Stanford Doerr School of Sustainability
Social Sciences Seminar Series
1:00-2:00pm
Thursday, May 11, 2023
Yang and Yamazaki Environment and Energy (Y2E2) Building, Room 299
Joseph Henrich, Ph.D.
Ruth Moore Professor
Department of Human Evolutionary Biology
Harvard University
“Foundations of Sustainable Behavior: Culture, Prestige and Social Norms"

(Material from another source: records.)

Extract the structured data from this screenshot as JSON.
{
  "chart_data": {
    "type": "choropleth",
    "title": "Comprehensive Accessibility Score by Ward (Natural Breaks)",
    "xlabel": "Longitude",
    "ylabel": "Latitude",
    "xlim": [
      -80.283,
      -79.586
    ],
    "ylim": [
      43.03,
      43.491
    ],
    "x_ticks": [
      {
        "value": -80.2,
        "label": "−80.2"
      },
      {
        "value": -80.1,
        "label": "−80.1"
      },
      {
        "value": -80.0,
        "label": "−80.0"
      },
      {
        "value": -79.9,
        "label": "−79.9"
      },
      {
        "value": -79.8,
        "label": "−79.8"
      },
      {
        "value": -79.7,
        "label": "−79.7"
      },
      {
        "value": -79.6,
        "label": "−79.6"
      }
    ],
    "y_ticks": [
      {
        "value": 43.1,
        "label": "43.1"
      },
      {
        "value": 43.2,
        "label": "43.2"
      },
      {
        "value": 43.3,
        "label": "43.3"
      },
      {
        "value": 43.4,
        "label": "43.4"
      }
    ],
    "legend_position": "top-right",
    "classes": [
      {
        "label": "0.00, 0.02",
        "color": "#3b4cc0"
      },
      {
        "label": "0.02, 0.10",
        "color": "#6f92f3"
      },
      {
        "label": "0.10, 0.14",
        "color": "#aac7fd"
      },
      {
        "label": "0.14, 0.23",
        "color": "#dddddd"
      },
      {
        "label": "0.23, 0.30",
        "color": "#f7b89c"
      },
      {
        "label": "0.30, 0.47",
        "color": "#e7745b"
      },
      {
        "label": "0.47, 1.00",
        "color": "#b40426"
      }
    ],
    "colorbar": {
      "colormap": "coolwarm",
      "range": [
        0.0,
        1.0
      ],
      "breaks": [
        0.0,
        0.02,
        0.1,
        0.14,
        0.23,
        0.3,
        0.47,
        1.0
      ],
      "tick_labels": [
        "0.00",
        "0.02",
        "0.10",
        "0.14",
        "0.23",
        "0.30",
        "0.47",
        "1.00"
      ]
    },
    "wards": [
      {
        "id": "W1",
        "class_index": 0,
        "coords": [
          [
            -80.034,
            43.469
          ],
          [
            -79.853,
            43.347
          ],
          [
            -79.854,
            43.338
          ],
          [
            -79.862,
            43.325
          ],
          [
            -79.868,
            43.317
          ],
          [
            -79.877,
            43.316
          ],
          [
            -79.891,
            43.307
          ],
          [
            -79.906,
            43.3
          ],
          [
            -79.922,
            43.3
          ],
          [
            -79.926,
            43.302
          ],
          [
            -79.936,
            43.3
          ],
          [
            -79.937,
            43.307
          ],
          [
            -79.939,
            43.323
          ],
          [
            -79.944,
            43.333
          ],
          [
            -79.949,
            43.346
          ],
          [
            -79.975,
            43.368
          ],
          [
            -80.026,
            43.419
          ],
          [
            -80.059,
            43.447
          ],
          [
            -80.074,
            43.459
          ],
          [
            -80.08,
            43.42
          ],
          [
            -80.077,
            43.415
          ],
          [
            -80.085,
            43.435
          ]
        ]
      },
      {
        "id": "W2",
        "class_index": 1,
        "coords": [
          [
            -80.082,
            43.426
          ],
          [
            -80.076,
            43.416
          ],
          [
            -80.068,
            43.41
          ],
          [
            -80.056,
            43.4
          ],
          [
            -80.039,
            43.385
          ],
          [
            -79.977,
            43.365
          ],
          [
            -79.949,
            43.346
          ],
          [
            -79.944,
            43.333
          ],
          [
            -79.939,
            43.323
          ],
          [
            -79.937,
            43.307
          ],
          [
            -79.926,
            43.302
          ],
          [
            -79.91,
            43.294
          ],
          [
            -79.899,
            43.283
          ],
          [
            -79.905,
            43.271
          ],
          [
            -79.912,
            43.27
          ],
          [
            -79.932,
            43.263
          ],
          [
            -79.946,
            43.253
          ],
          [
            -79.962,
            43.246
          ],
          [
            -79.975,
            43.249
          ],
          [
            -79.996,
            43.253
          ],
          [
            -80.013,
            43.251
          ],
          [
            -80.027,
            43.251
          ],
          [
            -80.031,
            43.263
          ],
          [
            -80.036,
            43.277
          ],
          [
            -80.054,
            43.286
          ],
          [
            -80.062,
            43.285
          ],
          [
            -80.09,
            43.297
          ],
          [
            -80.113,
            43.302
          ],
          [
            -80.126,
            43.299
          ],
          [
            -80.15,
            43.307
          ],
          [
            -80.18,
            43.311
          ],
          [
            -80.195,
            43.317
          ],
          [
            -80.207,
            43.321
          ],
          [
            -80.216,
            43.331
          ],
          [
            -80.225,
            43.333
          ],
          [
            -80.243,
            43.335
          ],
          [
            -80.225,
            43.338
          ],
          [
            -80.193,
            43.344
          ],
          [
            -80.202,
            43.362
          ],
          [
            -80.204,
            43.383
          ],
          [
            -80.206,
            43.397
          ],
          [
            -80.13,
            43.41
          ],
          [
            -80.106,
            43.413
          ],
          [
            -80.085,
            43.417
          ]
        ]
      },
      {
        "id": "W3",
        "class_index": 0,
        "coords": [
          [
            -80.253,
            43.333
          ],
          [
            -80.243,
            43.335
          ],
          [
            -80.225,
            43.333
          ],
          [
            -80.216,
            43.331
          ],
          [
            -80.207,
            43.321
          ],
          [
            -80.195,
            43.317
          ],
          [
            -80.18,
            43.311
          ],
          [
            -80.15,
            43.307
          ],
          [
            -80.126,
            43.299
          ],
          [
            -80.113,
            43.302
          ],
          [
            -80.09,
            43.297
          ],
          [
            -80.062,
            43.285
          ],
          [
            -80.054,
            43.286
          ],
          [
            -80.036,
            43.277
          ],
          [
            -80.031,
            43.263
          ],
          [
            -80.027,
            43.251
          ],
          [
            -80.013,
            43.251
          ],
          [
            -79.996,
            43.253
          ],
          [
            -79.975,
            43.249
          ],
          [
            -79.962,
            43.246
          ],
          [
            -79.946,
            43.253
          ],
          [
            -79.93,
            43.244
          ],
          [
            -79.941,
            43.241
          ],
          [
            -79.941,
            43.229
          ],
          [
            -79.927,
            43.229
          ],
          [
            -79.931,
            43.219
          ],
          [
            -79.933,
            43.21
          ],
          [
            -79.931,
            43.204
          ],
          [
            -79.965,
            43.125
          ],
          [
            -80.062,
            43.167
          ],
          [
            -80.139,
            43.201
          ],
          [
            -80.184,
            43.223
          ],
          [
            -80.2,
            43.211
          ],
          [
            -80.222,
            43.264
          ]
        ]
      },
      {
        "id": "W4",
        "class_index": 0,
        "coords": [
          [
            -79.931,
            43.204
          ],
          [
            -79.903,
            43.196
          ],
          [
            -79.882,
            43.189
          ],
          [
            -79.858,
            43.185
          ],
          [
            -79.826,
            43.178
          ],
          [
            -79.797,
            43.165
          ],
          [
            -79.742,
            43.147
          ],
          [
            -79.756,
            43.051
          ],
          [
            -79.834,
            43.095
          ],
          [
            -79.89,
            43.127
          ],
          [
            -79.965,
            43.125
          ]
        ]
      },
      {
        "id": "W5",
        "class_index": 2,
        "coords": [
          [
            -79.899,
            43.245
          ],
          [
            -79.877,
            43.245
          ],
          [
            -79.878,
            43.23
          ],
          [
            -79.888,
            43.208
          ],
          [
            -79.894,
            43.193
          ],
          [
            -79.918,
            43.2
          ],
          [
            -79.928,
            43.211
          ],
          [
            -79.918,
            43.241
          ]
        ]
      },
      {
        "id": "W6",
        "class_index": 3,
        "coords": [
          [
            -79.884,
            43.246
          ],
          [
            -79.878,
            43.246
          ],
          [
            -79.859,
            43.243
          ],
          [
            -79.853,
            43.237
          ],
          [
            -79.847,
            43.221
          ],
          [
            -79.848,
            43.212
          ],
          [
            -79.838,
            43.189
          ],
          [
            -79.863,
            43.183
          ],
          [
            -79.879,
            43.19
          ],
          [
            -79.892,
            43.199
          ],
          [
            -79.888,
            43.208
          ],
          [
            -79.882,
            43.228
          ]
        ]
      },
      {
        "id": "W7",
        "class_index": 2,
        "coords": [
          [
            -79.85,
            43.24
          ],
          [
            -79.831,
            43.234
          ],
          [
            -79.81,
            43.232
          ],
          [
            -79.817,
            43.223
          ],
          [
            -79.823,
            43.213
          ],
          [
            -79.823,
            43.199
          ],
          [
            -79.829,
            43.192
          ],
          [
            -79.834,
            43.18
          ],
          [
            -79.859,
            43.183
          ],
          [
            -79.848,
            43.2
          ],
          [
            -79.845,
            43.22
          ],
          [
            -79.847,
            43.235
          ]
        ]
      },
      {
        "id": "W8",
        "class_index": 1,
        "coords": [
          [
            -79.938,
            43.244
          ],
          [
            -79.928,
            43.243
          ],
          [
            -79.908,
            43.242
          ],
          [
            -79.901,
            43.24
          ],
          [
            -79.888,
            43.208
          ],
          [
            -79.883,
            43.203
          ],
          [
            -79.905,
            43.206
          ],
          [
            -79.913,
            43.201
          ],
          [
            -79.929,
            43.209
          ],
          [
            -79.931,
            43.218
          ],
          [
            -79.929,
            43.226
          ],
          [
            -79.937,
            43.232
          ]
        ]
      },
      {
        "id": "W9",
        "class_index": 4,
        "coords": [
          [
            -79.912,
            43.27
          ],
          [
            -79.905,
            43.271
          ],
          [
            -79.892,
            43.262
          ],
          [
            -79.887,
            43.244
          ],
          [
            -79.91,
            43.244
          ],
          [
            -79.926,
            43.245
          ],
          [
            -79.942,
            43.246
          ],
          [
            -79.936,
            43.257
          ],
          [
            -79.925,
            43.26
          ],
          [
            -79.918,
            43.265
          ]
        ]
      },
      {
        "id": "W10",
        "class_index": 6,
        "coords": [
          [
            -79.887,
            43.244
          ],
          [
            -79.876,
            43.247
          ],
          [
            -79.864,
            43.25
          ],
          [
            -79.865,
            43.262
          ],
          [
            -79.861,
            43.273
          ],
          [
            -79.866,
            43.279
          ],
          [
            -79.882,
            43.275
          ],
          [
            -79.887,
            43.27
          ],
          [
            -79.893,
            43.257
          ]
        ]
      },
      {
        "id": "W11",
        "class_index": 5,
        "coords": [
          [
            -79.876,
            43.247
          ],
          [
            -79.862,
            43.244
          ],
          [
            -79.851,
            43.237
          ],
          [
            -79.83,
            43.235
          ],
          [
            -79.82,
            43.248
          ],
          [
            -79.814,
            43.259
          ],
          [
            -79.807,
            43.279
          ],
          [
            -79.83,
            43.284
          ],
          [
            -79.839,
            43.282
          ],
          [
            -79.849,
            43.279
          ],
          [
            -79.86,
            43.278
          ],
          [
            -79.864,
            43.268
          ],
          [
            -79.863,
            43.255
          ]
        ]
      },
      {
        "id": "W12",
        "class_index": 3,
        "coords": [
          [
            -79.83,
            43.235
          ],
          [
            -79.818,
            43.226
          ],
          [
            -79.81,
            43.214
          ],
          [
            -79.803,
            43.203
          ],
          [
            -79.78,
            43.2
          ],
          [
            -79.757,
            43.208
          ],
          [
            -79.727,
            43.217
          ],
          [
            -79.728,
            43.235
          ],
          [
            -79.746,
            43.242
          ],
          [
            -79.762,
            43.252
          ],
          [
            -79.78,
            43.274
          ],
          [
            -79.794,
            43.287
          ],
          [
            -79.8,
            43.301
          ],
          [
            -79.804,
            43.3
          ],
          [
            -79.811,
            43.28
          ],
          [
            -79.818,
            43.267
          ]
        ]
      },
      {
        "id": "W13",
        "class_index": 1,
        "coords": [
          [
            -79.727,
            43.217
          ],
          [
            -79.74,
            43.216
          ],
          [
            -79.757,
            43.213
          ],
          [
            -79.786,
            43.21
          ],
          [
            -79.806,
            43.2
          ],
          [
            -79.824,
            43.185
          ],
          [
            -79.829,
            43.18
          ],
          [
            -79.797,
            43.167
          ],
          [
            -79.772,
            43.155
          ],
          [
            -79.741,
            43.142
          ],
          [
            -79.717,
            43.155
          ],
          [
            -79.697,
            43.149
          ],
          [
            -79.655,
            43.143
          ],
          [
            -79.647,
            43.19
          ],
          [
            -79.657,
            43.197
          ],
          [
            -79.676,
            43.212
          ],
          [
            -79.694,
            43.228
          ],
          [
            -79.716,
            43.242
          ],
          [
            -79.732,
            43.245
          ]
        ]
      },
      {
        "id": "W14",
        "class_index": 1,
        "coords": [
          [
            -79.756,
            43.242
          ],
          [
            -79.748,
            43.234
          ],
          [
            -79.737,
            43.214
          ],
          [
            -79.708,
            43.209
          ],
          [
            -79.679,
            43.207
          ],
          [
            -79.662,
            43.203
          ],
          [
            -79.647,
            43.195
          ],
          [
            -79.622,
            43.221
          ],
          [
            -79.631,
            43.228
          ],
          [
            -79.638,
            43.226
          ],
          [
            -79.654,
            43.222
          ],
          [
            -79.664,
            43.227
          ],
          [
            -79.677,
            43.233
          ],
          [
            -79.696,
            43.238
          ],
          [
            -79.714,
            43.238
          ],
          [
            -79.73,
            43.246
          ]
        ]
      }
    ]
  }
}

Sustainable behavior often involves individual actions with short-term costs that may or may not generate long-term, widely shared benefits. Free-riders, uncertainty, large groups and delayed benefits make sustaining such behaviors particularly prickly examples of collective action dilemmas. With these challenges in mind, this talk will draw together insights from the emerging field of cultural evolution, an approach to human behavior and psychology that explicitly incorporates roles for cultural transmission, social norms and our evolved psychology. First, drawing on both laboratory and field evidence, Joseph Henrich will examine our species' reliance on adaptive forms of cultural learning that powerfully drive the adoption of costly behaviors, modify our preferences and influence our decision-making. Second, building on research into the nature of human status, Henrich will show how prestige transforms the calculus of cooperative behavior and thereby offers important opportunities to establish cooperative institutions. Finally, integrating theoretical insights from cultural evolutionary game theory with detailed ethnographic and experimental studies, Henrich will discuss the diverse social mechanisms that culture has jury-rigged to sustain costly and often cooperative social norms. Of particular interest are norms related to impersonal prosociality (cooperation with strangers), which underpin rates of voluntary blood donations, rule compliance, and the effectiveness of voluntary associations. Historically and cross-culturally, to foster the norms that underpin large-scale cooperation, cultural evolution has harnessed kinship, religion, markets, and various forms of intergroup competition, including inter-firm competition. Broadly, understanding how cultural evolution has managed to scale up human cooperation by several orders of magnitude over the last ten millennia offers numerous potential insights that can inform our efforts to scale it up once again.